Rozdział otwierający omawia bardzo szczegółowo ewolucję mitów i podań, sposób przekazywania tych historii w formie przekazów ustnych, bajek, czy publikacji w formie opowiadań, artykułów i książek. Tak docieramy do analizy dwóch publikacji: jednej George'a Smith'a z 1747 roku, drugiej James Clarke'a z 1787 roku.
Choć doniesienia Smith'a i Clarke'a są podobne, posiadają uderzające różnice. Zazwyczaj publicyści przemycają do swojej twórczości również swoje uprzedzenia społeczne i polityczne, nie wspominając o religijnych.

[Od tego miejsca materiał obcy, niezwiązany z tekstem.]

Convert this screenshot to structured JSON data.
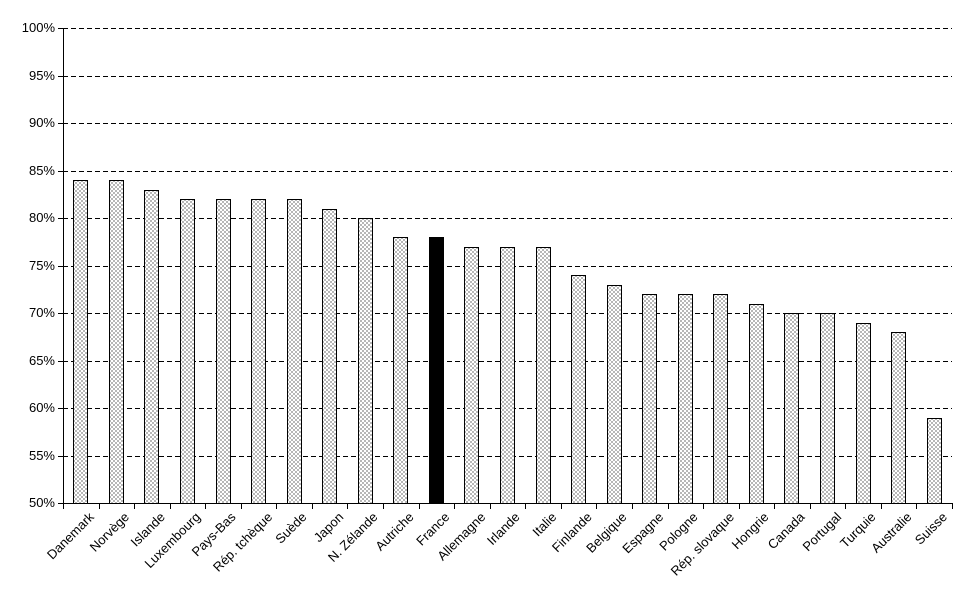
{
  "chart_data": {
    "type": "bar",
    "title": "",
    "xlabel": "",
    "ylabel": "",
    "categories": [
      "Danemark",
      "Norvège",
      "Islande",
      "Luxembourg",
      "Pays-Bas",
      "Rép. tchèque",
      "Suède",
      "Japon",
      "N. Zélande",
      "Autriche",
      "France",
      "Allemagne",
      "Irlande",
      "Italie",
      "Finlande",
      "Belgique",
      "Espagne",
      "Pologne",
      "Rép. slovaque",
      "Hongrie",
      "Canada",
      "Portugal",
      "Turquie",
      "Australie",
      "Suisse"
    ],
    "values": [
      84,
      84,
      83,
      82,
      82,
      82,
      82,
      81,
      80,
      78,
      78,
      77,
      77,
      77,
      74,
      73,
      72,
      72,
      72,
      71,
      70,
      70,
      69,
      68,
      59
    ],
    "value_unit": "%",
    "highlight": {
      "category": "France",
      "index": 10,
      "color": "#000000"
    },
    "bar_style": {
      "fill": "dotted-stipple",
      "outline_color": "#000000",
      "fill_background": "#ffffff"
    },
    "ylim": [
      50,
      100
    ],
    "ytick_step": 5,
    "yticks": [
      {
        "value": 100,
        "label": "100%"
      },
      {
        "value": 95,
        "label": "95%"
      },
      {
        "value": 90,
        "label": "90%"
      },
      {
        "value": 85,
        "label": "85%"
      },
      {
        "value": 80,
        "label": "80%"
      },
      {
        "value": 75,
        "label": "75%"
      },
      {
        "value": 70,
        "label": "70%"
      },
      {
        "value": 65,
        "label": "65%"
      },
      {
        "value": 60,
        "label": "60%"
      },
      {
        "value": 55,
        "label": "55%"
      },
      {
        "value": 50,
        "label": "50%"
      }
    ],
    "grid": {
      "horizontal": true,
      "style": "dashed",
      "color": "#000000"
    },
    "legend_position": "none",
    "x_label_rotation_deg": -45
  }
}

Potrzeba wręcz mikroskopowej analizy, aby uwzględnić takie wpływy w podobnych przekazach.
Przeglądając historie paranormalne zapisane w książkach, historie opowiadane przez pokolenia i opowieści będące częścią kultury narodów, armia duchów i fantomów została poddana szczegółowej analizie. Coleridge, Wordsworth, Sir Walter Scott i wielu innych, miało swój udział w podtrzymywaniu podobnych historii przy życiu, oraz, co najważniejsze, kształtowaniu dzisiejszych mitów poprzez takie opowieści.
Oprócz całej paranormalnej otoczki takie historie często posiadają drugie dno i Matthews poszukuje również racjonalnych wyjaśnień, analizuje te, które przez lata były uważane za wywołujące manifestacje i dotyczyło to również zjawisk wywołanych przez meteory, oraz tzw. widmo Brocken.
Książka rozpoczyna się od analizy wydarzenia pod Souther Fell, ale posiada również oryginalną, pełną wersję słynnego mitu Edge Hill o podniebnej walce dwóch armii złożonych z duchów. Znajdziemy tam również kilka innych opowieści o duchach i upiorach przedstawionych bez zmian w oparciu o historyczny, źródłowy materiał.
Trudno się tak naprawdę przyczepić do czegokolwiek, praca jest dobrze przemyślana i metodyczne podejście do tematu pozwala na kształtowanie własnego poglądu na dany temat. Analiza prawie trzechsetletnich przekazów za pomocą „gęstego grzebienia” będzie satysfakcjonująca nawet dla najbardziej wymagających czytelników.